Acme: error: 400 :: POST :: https://acme-v02.api.letsencrypt.org/acme/new-order :: urn:ietf:params:acme:error:malformed :: JWS verification error

Help
1

Please help me.

My domain is: orion.a-vsp.com

I ran this command: /usr/local/directadmin/scripts/letsencrypt.sh server_cert

It produced this output:
2024/08/07 10:06:54 info executing task task=action=ssl&force=true&value=server_acme
exec ["/usr/local/bin/lego" "--accept-tos" "--email=admin@server-188-68-249-220.da.direct" "--key-type=ec256" "--server=https://acme-v02.api.letsencrypt.org/directory" "--path=/usr/local/directadmin/data/.lego" "--http" "--http.webroot=/var/www/html" "--domains=orion.a-vsp.com" "--domains=server-188-68-249-220.da.direct" "run" "--no-bundle" "--preferred-chain=ISRG Root X1"]
2024/08/07 10:06:54 [INFO] [orion.a-vsp.com, server-188-68-249-220.da.direct] acme: Obtaining SAN certificate
2024/08/07 10:06:54 Could not obtain certificates:
acme: error: 400 :: POST :: https://acme-v02.api.letsencrypt.org/acme/new-order :: urn:ietf:params:acme:error:malformed :: JWS verification error
2024/08/07 10:06:55 info finished task duration=819.737943ms task=action=ssl&force=true&value=server_acme
exit status 1
Failed to issue new certificate

My web server is (include version): Apache 2.4.59

The operating system my web server runs on is (include version): Debian 11.9

My hosting provider, if applicable, is: a-vsp.com

I can login to a root shell on my machine (yes or no, or I don't know): yes

I'm using a control panel to manage my site (no, or provide the name and version of the control panel): DirectAdmin 1.665

The version of my client is (e.g. output of certbot --version or certbot-auto --version if you're using Certbot): certbot 1.12.0

Thanks for all advices.
Best regards, Marek

1 Like
2

Welcome @mwardas

I am not sure there is much we can do. But maybe another volunteer will offer help.
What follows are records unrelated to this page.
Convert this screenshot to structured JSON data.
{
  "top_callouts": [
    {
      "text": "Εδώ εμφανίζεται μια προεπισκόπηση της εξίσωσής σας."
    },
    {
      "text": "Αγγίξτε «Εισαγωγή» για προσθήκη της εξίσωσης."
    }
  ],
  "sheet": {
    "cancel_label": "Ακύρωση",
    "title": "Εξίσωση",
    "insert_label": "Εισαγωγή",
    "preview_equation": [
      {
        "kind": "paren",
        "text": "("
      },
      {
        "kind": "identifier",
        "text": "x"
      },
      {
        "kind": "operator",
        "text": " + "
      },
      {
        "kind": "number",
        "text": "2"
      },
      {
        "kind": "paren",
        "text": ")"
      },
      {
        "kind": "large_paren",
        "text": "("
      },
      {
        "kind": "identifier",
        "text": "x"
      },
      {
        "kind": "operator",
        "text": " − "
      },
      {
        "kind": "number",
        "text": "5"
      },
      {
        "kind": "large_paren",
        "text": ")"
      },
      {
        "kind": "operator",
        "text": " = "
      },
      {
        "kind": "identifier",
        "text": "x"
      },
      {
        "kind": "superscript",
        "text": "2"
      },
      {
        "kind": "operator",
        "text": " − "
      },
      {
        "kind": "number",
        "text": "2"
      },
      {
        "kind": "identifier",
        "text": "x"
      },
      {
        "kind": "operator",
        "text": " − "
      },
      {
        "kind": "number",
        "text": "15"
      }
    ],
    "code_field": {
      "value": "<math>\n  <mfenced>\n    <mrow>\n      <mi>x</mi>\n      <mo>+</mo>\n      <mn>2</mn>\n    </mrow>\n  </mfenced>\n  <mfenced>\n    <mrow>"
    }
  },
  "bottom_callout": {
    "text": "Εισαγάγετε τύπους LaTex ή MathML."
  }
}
My suggestion is to work with the people who setup that DirectAdmin system you are using. That D/A system uses the ACME client lego to make a cert request. That request is faulty.

There are not many problems like that reported against lego. The only one I found was a damaged setup with mis-matched account and key files.

And, not sure why you said you had Certbot 1.12. Are you also using that? Because none of the other info you showed is related to Certbot. Is it possible you have linked your DirectAdmin account / files with a Certbot install? Because that would be wrong.

4 Likes
3

This topic was automatically closed 30 days after the last reply. New replies are no longer allowed.